Longsor Cilacap Tewaskan 3 Warga, 21 Masih Hilang, Pencarian Berkejaran dengan Waktu

Tim gabungan melakukan operasi pencarian dan pencarian dalam bencana tanah longsor yang terjadi di Kecamatan Majenang, Kabupaten Cilacap, Jawa Tengah, Jumat (14/11). - BNPB
Hujan lebat berhari-hari memicu tanah longsor besar di Desa Cibeunying, Cilacap, yang menewaskan tiga warga dan membuat 21 lainnya masih hilang hingga Jumat siang.
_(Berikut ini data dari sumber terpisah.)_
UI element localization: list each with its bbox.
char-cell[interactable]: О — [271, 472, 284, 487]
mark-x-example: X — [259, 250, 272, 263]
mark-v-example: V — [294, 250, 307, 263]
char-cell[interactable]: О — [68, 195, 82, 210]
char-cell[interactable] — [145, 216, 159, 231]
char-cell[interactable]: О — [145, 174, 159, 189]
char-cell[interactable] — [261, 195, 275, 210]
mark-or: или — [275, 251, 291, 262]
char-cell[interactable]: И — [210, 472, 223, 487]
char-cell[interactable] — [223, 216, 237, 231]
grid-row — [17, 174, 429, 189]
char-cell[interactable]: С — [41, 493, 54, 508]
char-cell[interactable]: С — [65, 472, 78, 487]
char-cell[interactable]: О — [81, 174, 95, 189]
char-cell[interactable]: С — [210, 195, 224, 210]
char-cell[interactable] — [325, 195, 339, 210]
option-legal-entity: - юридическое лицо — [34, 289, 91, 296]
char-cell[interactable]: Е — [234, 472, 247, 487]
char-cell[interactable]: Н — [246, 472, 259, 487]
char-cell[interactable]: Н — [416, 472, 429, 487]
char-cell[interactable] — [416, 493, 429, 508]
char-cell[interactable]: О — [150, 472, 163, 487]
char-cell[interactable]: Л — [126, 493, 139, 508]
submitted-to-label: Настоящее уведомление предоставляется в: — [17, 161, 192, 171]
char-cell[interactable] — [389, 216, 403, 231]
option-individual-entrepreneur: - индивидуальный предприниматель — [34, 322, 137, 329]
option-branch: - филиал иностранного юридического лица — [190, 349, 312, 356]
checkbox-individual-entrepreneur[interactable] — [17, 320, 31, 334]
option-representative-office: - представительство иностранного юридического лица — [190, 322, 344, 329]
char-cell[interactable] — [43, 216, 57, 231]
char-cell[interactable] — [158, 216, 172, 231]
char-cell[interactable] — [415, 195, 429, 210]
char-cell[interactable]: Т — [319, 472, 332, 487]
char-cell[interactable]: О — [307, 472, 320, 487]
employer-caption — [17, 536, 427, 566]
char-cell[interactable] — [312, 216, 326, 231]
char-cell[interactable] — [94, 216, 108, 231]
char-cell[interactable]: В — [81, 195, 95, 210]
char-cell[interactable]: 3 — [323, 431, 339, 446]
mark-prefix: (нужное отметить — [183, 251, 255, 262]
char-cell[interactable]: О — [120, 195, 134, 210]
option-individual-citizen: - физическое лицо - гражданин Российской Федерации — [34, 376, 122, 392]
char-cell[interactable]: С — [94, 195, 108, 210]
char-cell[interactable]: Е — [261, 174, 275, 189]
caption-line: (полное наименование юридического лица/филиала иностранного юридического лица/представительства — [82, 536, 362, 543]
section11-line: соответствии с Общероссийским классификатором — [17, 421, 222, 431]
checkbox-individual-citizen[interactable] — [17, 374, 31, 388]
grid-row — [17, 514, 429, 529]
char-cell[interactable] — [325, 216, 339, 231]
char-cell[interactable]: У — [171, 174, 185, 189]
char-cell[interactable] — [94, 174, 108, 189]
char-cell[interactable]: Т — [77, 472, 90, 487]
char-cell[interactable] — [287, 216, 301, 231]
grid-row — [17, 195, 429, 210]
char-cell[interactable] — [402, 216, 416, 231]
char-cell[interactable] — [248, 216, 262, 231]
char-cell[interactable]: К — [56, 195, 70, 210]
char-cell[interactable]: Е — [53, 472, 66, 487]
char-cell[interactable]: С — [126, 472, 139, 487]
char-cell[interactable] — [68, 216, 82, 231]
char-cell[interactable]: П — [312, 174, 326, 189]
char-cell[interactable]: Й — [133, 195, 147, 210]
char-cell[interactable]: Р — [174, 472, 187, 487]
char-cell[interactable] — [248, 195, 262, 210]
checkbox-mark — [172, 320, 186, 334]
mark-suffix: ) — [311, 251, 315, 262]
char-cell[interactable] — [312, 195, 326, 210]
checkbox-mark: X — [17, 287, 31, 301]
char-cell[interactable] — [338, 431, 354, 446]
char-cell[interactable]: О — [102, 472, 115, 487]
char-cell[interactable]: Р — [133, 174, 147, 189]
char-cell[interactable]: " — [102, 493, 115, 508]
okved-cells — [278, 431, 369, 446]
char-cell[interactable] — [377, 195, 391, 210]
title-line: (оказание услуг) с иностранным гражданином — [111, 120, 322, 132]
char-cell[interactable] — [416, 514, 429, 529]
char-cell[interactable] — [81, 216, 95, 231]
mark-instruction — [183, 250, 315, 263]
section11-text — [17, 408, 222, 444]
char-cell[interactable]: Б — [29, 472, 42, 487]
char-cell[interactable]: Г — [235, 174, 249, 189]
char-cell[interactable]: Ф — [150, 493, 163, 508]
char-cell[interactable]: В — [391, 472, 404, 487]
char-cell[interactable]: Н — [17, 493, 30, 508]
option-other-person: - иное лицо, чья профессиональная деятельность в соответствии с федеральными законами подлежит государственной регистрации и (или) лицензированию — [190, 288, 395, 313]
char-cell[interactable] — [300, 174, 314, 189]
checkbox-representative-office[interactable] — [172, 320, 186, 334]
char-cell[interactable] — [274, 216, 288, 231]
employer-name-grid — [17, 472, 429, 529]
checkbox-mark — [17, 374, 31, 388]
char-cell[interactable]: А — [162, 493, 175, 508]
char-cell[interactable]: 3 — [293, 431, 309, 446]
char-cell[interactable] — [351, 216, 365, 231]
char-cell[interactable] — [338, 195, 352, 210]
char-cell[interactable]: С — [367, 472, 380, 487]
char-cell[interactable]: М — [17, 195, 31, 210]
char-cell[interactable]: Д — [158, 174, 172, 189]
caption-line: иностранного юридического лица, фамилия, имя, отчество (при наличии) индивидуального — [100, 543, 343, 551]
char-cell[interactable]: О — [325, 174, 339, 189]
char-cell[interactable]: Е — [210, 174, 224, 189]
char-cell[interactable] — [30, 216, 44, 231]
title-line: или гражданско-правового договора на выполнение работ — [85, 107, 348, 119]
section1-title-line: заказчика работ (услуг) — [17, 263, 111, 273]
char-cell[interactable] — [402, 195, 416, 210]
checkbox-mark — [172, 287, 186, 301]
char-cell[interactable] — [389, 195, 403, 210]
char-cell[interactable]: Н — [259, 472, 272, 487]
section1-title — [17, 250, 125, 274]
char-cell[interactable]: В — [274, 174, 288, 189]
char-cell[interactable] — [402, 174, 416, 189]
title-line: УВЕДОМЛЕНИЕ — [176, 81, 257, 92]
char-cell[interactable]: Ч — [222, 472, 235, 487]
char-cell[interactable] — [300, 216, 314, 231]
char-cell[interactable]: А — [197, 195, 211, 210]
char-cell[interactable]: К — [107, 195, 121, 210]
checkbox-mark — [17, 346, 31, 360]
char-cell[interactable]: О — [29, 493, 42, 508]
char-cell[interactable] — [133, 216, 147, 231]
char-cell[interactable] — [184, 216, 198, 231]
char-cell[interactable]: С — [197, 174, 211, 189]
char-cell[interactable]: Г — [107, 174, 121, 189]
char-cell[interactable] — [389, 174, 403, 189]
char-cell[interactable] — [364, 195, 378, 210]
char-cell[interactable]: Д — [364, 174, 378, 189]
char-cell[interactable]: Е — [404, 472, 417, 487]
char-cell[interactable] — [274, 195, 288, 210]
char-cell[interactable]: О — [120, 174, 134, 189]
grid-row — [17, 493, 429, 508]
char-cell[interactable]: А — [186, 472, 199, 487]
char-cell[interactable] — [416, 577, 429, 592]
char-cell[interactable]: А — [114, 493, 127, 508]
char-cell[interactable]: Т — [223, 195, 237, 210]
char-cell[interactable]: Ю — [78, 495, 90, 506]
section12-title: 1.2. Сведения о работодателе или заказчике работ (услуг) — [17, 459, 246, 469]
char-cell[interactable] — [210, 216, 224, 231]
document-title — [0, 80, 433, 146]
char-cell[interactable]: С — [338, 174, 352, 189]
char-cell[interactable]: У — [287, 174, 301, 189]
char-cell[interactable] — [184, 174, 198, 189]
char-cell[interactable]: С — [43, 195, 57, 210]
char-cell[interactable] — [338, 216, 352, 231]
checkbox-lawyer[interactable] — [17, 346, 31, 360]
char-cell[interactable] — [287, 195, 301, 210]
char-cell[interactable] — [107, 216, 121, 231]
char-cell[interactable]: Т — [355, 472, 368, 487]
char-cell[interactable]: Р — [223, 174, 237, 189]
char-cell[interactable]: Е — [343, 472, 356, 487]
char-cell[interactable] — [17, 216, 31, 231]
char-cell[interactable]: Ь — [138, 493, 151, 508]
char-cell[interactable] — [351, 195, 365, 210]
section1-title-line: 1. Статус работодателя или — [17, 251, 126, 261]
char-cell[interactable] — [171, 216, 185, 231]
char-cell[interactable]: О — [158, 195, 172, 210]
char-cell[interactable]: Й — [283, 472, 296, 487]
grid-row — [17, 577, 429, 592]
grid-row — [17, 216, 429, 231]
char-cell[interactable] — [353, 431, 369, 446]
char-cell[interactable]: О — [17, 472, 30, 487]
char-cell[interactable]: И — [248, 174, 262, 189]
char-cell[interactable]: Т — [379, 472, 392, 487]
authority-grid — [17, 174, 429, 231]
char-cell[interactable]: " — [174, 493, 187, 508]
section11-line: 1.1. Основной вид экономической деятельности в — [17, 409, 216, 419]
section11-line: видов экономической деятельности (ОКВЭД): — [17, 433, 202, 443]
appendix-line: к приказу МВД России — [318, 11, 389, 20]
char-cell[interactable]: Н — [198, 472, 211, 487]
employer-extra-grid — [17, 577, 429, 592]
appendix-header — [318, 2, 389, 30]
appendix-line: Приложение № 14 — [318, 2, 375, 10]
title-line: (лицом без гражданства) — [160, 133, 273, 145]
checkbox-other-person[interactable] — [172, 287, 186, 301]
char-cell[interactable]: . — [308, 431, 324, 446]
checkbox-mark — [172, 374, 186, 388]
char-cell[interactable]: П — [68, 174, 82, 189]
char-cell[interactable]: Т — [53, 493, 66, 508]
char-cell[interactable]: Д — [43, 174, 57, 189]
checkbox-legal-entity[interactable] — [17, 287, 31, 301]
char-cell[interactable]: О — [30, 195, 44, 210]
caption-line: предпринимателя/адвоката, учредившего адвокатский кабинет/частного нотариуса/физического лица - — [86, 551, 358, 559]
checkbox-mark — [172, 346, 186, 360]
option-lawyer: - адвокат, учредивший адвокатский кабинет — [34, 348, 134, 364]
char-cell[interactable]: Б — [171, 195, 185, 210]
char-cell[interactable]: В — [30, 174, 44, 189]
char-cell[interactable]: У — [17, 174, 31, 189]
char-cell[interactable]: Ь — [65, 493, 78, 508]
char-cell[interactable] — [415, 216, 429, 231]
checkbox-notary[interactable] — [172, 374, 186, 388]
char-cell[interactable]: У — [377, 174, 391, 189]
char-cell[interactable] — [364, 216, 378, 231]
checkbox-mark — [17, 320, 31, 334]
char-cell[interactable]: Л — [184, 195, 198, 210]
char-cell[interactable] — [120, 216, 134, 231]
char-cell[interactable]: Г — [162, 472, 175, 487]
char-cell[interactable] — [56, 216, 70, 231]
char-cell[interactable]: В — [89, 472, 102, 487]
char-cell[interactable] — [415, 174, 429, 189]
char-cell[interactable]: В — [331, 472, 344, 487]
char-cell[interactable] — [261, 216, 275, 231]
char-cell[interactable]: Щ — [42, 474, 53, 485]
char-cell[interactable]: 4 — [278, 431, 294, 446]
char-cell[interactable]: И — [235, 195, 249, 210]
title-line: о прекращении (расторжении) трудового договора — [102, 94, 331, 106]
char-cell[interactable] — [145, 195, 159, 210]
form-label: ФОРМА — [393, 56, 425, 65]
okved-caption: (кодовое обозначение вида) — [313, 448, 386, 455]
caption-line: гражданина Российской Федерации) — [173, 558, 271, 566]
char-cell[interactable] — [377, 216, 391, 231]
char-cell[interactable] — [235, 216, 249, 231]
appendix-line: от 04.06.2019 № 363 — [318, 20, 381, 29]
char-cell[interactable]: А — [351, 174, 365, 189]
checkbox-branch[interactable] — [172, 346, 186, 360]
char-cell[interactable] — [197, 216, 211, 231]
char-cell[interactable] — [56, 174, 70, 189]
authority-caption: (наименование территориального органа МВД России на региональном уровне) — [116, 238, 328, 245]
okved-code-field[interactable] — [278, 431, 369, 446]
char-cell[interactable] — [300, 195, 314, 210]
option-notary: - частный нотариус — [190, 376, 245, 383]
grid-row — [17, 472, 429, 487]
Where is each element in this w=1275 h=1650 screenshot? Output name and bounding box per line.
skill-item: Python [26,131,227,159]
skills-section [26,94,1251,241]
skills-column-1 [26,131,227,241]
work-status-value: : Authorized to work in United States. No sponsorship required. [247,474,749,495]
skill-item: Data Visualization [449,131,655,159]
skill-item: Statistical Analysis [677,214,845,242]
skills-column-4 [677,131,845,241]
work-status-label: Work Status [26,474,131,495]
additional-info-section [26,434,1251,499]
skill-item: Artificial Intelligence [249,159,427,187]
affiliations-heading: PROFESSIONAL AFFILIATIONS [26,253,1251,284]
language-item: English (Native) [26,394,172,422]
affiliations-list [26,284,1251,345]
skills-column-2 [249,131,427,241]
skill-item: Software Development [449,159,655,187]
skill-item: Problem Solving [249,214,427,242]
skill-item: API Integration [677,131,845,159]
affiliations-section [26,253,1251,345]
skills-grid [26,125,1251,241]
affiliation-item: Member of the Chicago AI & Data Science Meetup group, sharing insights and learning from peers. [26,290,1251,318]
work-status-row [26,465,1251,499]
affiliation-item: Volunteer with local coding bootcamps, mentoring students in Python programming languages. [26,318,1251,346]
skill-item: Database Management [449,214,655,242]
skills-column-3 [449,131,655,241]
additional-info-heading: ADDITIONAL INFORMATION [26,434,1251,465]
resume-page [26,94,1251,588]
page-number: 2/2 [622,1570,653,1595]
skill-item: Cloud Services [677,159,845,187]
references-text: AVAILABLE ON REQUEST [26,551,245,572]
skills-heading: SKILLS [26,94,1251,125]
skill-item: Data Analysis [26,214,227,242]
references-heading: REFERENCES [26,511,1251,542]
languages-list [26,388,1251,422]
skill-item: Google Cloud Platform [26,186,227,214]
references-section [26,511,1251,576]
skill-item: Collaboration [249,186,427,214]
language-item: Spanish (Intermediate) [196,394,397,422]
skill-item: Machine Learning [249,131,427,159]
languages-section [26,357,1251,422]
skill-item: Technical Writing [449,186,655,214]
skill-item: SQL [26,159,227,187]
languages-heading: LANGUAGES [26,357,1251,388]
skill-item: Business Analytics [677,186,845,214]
Tanah longsor menerjang permukiman di Desa Cibeunying, Kecamatan Majenang, Kabupaten Cilacap, pada Kamis malam (13/11/2025), setelah hujan intensitas tinggi mengguyur kawasan tersebut sejak beberapa hari sebelumnya. Material tanah basah, batu, dan batang pohon meluruh dari lereng dan menimbun sedikitnya belasan rumah dalam hitungan detik. 

Tim SAR gabungan yang terdiri dari Basarnas, BPBD, TNI-Polri, dan relawan bekerja sepanjang malam di tiga sektor terdampak, termasuk Dusun Tarukahan dan Cibuyut, untuk mencari puluhan warga yang dilaporkan hilang.

Kepala BNPB Letjen TNI Suharyanto dalam keterangannya di Bogor, Jumat (14/11), menyebut data sementara mencatat 47 warga terdampak. “Tiga meninggal dunia, 23 selamat, dan 21 masih dalam pencarian,” ujarnya. 

Bacaan Lainnya

Tim SAR mengerahkan alat berat, pompa air, dan pencarian manual karena kondisi medan yang dipenuhi lumpur tebal. 

On Scene Coordinator Kantor SAR Cilacap, Priyo Prayudha Utama, menjelaskan bahwa operasi dilakukan tanpa jeda untuk mengejar waktu emas. Ia juga mengonfirmasi penemuan satu korban atas nama Yuni di sektor B-1 sekitar pukul 10.43 WIB.

Ancaman Longsor Susulan

Di tengah upaya pencarian, BPBD Cilacap mengingatkan bahwa pergerakan tanah masih terjadi di beberapa titik. Kabid Kedaruratan dan Logistik BPBD Cilacap, Budi Setyawan, mengatakan bahwa warga di zona bahaya telah diminta mengungsi karena lereng dinilai masih labil akibat jenuh air. 

“Tanah masih bergerak di sejumlah titik, sehingga warga yang rumahnya terancam sudah dievakuasi,” ujarnya, dalam keterangan yang dikutip Antara. BPBD melaporkan 12 rumah tertimbun dan 16 rumah lain berada dalam status terancam.

Bupati Minta Pencarian Dipercepat

Bupati Cilacap Syamsul Auliya Rachman meninjau titik longsor pada Jumat pagi, dan meminta percepatan pencarian terhadap 21 warga yang belum ditemukan. 

Ia menegaskan pemerintah daerah akan mendukung penuh kebutuhan Tim SAR serta memastikan keluarga korban mendapat penanganan darurat. “Mohon agar pencarian dipercepat. Masih ada 21 warga yang belum ditemukan,” ujarnya, dikutip dari Antara.

BMKG: Curah Hujan Sangat Tinggi Sepanjang November

BMKG Stasiun Meteorologi Cilacap menjelaskan bahwa hujan lebat dengan curah tinggi sudah terjadi sejak 9–12 November di wilayah barat Cilacap, termasuk Majenang, Cimanggu, dan Dayeuhluhur.